To be big, aim to be good.


In March 1998 the late, great David Abbott of the advertising agency Abbott Mead Vickers, sent round a memo to the company staff.

The first few lines read:

“When Peter, Adrian and I set up Abbott Mead Vickers in 1981, we had no ambition to be the biggest. We just wanted to be the best. But it’s interesting how, if you aim to be the best, you end up being the biggest”.

AMV had finally overtaken J Walter Thomson as the largest Advertising Agency in the UK.

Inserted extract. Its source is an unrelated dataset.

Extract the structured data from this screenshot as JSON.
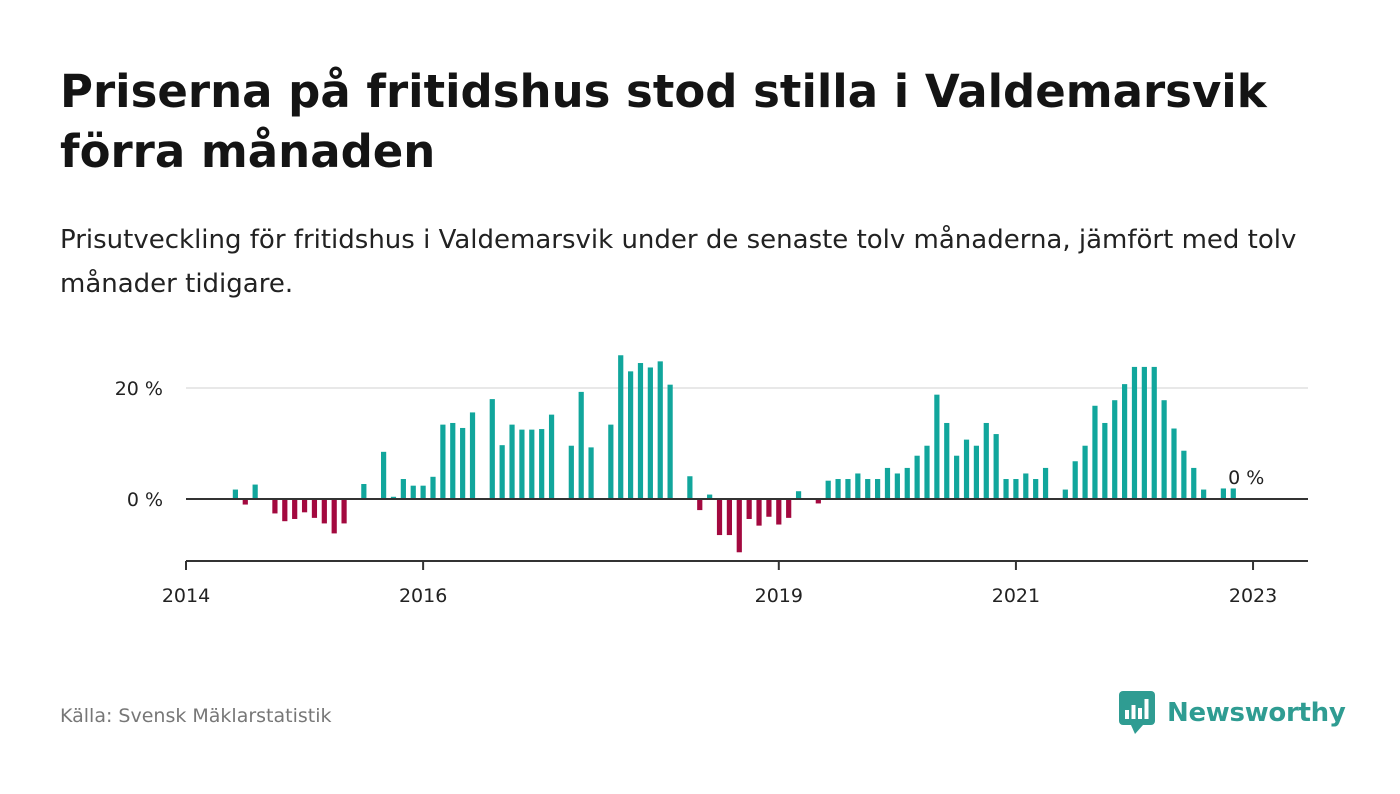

Nowadays, such an approach would be regarded as naive (“the best at what?”). Investors and shareholders expect growth and, in the data-driven era, it’s the numbers that count. Growth coaches tend to dislike “soft” ambitions, with opening phrases like “to be the most admired….”, or “to be the first choice….”, because such aims lack the firm metrics necessary to define success. There are various tools that can help to visualise goals which are tangible, measurable, and can form the basis for developing a plan. But whilst organisations need goals to work towards, people are motivated by a sense of purpose. Easy if you’re Save the Children, tougher if you’re selling radiators.In AMV’s case it was as summed up  as “do good ads”.

So, did AMV achieve its goal of being the best? Most people would say so. Certainly the business won a lot of awards.  16 years on, one thing we can be sure of. It’s still the biggest.